On the personal level, the intellectual conservative has far more leeway to let his personal value system come into play. Insofar as the above procedural approach is taken, the conservative can then vote on the gay marriage issue in accordance with his own values.

Do you think recognizing and subsidizing gay unions will benefit your community and state? That's a question no one can answer for you but yourself, but it is a question you have a right to answer. And the consensus of the citizens of your state, not the ruling of an activist judicial body, should be the deciding factor on how your tax money is spent.

It's certainly not the case that you must covet everything which the liberal covets for fear of being seen as a "bigot." I know this seems to be the MSM suggestion, but it simply isn't the case. Maybe you would rather your tax money go to additional school funding, or paying off government deficits. In any case, you're not a bigot simply by virtue of having a preference in how your tax money is spent. And you're not a bigot just because you support the traditional definition of marriage.

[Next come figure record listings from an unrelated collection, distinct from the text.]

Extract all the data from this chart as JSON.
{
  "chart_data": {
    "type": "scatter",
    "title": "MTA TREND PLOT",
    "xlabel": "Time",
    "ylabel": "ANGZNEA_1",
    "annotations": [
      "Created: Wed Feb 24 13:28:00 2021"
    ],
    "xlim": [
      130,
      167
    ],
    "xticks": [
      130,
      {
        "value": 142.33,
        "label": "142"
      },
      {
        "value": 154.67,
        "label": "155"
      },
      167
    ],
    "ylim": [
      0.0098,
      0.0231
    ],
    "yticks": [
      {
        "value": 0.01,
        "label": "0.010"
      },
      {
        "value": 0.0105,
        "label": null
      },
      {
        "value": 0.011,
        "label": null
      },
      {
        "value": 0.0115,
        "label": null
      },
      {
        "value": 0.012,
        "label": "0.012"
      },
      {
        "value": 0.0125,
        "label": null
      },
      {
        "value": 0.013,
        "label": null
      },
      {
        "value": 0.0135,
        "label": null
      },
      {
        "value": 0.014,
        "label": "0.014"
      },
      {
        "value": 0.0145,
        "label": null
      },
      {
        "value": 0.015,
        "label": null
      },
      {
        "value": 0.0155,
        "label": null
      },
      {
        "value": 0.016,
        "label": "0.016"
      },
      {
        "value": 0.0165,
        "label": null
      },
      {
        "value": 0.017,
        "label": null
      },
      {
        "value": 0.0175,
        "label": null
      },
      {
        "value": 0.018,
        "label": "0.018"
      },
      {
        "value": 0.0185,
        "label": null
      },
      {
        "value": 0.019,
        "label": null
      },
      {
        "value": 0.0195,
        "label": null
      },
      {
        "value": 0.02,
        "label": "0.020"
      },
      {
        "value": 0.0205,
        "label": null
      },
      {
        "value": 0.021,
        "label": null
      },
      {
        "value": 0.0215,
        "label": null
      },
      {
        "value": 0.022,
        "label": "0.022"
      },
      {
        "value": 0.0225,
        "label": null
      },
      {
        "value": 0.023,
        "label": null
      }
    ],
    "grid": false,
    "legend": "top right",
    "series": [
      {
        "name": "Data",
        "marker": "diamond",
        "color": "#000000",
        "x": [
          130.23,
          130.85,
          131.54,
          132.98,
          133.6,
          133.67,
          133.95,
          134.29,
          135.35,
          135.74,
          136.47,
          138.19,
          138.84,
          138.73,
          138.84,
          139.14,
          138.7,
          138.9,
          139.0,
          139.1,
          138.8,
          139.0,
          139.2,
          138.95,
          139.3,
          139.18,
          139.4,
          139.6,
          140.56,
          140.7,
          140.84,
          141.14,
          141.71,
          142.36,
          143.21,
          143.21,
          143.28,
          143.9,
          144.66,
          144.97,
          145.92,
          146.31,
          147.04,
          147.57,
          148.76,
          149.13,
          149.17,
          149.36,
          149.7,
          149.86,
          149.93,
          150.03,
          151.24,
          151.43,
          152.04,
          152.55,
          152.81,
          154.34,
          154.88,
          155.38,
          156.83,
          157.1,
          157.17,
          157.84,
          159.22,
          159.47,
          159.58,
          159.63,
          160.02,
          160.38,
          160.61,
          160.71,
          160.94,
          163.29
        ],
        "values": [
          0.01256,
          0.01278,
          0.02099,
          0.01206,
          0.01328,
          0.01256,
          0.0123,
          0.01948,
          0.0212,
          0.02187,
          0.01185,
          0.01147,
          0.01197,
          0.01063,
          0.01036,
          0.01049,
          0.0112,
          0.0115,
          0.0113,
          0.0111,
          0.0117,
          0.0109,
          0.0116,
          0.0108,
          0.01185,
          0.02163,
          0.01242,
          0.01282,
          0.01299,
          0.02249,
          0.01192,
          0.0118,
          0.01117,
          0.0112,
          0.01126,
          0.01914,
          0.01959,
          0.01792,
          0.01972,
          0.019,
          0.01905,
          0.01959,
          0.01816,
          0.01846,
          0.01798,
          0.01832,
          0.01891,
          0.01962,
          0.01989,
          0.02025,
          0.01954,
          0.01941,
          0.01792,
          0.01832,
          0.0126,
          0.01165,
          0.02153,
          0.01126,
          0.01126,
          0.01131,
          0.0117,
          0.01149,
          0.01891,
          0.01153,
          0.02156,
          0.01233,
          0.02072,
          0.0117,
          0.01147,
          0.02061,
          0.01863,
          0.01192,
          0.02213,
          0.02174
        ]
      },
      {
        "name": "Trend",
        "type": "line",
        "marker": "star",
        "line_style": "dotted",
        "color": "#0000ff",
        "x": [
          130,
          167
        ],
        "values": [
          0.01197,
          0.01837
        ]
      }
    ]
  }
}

Despite the massive megaphone being used by Hollywood, the MSM and liberal academia to tout gay marriage, traditional marriage still has historical context, legal precedent and the majority of Americans on its side. The intellectual conservative can very easily make the case against gay marriage without promoting hate or discrimination. The facts as you've seen them here are rarely presented by conservatives to defend themselves. So it is my hope that you will make use of this information to defend intellectual conservatism from the vicious smears of the Left while also exposing the fundamentally unsound arguments used by gay marriage advocates.